NO TODAS las desfeitas políticas son del PSOE o de los nacionalistas. El PP gallego tiene que hacer también su propia limpia rotunda y urgente. El bochornoso espectáculo ofrecido por el aún alcalde de Toques y por quienes sin el menor pudor, sentido de la vergüenza y la dignidad moral le amparan, es sintomático de una de las almas, la tenebrosa, ruin, violenta y encanallada que aún permanece en cierto PP autóctono, camuflado ahora de regionalista y en esa Galicia atrasada, zafia y miserable, que se retroalimentan mutuamente. Que energúmenos condenados, que nos retrotraen a la España negra de los Jarrapellejos y sus escuadrones violentos, admirablemente descritos por Felipe Trigo, puedan detentar una institución democrática española nos cubre de vergüenza a todos los ciudadanos.
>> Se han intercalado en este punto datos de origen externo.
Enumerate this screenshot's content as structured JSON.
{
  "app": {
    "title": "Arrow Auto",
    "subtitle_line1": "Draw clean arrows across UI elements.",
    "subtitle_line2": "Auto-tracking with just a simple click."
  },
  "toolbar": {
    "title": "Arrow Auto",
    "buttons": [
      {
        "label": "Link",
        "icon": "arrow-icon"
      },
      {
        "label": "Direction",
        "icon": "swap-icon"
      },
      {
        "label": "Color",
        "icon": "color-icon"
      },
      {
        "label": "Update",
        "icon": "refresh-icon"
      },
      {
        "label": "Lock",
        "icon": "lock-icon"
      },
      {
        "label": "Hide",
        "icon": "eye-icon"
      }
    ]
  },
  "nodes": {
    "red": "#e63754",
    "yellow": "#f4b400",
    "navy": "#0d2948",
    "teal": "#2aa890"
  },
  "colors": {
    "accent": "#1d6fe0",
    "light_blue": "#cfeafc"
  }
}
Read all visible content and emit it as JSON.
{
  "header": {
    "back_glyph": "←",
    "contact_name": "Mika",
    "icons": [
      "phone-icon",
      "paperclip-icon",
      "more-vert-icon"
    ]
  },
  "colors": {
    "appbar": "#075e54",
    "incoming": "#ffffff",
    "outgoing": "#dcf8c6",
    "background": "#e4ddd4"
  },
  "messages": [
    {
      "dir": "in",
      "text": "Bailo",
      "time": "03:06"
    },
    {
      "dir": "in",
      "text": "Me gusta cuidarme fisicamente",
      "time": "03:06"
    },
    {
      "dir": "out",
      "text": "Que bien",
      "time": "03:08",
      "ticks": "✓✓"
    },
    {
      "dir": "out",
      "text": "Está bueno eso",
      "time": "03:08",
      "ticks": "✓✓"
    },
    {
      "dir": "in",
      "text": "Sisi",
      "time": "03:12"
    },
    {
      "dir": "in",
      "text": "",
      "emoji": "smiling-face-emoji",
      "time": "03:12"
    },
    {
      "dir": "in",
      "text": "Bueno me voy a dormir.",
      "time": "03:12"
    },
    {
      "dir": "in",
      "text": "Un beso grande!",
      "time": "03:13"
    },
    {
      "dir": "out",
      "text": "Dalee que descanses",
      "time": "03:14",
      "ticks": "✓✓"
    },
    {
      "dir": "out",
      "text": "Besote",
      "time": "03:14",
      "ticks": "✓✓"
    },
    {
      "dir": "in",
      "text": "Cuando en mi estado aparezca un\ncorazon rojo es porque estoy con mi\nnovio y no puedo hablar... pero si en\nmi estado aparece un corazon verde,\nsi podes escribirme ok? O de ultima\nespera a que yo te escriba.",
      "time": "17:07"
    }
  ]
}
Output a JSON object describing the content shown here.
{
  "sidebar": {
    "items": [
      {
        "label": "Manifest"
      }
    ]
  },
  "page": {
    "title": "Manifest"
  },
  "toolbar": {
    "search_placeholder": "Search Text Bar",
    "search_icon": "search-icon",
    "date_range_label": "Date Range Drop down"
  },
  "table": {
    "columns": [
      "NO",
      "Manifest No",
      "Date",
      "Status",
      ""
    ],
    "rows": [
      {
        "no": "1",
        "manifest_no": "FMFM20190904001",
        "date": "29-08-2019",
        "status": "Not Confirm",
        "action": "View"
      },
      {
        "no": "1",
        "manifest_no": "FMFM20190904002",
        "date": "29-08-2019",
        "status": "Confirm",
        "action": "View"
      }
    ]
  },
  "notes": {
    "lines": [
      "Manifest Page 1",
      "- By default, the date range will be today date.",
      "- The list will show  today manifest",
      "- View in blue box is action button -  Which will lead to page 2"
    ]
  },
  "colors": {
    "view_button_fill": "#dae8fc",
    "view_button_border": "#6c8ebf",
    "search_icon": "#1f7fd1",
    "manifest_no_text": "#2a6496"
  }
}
Otro caso desolador es el que muestra la impunidad democrática del gobierno al alimón entre una especie de okupa en las listas socialistas, que sólo se sacrifica por la patria municipal con la pasta abundante por delante, pasta, parné o guita que le ofrece el popular «Moncho é moito», procedente de considerar los presupuestos de Sada como un botín personal, a obtener, es de suponer, con la sangría de los indefensos ciudadanos. A los que se les llena la boca de galleguismo como forma de asentar «su derecho tribal natural al mando» más valía que aprendieran a deletrear las palabras, democracia, respeto a las instituciones, dignidad y vergüenza, cosa que por lo que se ve sólo gastan «los de Madrid» y es desconocida para los usos y costumbres de muchos de los políticos locales. Los líderes lúcidos y honorables del gran partido conservador español, en verdad deben estar preocupados porque aquí, en Galicia, puede abrirse otro frente entre los que están en la política por defender unas ideas razonables y unos intereses diferentes, a veces opuestos, pero legítimos, y los Jarrapellejos locales.